Now, while it would strain credulity to think that these gunmen have never played video games, cleverer cartoonists than I have pointed out that video games are hugely popular from Portugal to Japan to Australia to Argentina to Canada, yet nowhere else have they resulted in hundreds of mass shootings every year. Not even close.
The American Psychological Association has so far failed to list racism, bigotry, misogyny, antifa sympathies, or gang membership as mental illnesses, and right-wing media would howl in protest if they did. (Yes, even in the case of gang membership. Right-wing media wouldn't want gang-bangers getting to plead insanity in court.) None of this week's gunmen were ever diagnosed with any mental illness, and even if they had,
one of Trump's first executive actions as president was to repeal a regulation preventing people with certain mental health issues from buying firearms.
Nor do I think marriage equality crossed the minds of any of this week's gunmen. The Pulse shooter was antigay to be sure, but blaming "transgender, homosexual marriage and drag queen advocates" for that 2016 massacre is akin to blaming wife-beating on her serving chicken when he wanted steak.
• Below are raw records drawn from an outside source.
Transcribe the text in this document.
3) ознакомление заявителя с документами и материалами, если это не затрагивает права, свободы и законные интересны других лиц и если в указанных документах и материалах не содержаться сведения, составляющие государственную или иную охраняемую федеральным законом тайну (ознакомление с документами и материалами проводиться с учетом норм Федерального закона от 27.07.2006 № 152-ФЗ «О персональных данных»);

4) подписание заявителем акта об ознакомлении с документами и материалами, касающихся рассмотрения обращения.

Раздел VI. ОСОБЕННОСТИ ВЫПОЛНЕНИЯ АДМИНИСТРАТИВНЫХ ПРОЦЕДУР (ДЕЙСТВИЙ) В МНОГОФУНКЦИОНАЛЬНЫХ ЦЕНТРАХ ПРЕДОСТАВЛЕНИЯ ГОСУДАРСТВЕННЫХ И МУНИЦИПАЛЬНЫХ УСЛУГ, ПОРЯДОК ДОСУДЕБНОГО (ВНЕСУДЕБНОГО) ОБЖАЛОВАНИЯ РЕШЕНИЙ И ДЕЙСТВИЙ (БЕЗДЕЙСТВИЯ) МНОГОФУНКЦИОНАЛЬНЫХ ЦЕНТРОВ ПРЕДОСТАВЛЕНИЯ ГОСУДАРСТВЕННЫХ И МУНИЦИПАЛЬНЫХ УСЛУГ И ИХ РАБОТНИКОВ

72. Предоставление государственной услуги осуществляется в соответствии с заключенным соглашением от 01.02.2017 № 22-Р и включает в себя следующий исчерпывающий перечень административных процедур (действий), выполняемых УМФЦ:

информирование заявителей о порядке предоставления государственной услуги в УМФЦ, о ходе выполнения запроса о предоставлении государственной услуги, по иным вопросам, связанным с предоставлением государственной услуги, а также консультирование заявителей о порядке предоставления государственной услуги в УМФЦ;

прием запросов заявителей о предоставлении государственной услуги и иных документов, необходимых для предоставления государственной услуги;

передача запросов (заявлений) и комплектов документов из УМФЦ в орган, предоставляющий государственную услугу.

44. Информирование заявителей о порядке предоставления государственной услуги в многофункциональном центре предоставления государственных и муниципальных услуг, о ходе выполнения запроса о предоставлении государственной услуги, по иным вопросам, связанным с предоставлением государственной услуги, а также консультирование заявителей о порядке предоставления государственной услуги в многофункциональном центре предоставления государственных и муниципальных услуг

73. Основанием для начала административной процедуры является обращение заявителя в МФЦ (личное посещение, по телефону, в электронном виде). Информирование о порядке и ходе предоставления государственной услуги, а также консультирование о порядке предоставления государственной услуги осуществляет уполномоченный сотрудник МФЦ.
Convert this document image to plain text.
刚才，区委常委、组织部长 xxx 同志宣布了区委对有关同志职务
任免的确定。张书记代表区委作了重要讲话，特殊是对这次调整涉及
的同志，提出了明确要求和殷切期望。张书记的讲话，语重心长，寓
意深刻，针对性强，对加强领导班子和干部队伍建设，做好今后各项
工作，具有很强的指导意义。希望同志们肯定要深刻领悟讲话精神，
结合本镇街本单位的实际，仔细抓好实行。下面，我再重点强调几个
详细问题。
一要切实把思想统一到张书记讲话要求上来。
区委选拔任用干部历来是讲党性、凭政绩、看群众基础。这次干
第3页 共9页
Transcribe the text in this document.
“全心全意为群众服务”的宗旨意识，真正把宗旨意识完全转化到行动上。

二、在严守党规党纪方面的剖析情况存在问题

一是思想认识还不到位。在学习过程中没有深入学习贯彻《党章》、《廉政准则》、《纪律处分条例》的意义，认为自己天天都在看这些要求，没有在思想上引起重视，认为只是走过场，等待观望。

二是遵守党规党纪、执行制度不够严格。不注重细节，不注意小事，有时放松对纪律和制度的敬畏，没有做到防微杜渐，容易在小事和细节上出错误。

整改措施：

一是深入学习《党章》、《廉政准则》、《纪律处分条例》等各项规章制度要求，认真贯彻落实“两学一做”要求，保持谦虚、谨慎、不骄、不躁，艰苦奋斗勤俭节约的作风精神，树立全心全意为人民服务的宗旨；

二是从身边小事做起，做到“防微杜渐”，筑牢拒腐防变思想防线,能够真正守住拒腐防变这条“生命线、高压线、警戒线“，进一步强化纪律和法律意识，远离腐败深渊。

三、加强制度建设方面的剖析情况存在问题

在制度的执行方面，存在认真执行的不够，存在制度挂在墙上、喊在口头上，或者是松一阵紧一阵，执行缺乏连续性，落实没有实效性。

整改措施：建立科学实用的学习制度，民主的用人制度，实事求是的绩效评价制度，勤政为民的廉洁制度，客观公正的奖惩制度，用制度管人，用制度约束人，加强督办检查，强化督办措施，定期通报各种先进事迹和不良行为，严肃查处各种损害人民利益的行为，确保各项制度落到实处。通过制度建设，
As for religious values, there is a great deal to be said for spirituality, and I'd like to see more people show up in the church, synagogue, mosque, prayer room, what have you, of their choice. But much evil has been done in God's name as well: ISIS, Boko Haram, the Klan, the Irish Republican Army, the Crusaders,
Jehu, Hazael and Elisha all pray or prayed quite regularly.
Republicans can't keep arguing that gun laws don't work and proposing instead a whole bunch of other solutions that won't work. Requiring a clean bill of mental health to own a gun might cut down on some of the carnage, but you can't force people to pray and you can't outlaw "Call of Duty."
To paraphrase a certain firearms lobby, video games don't kill people. Guns kill people.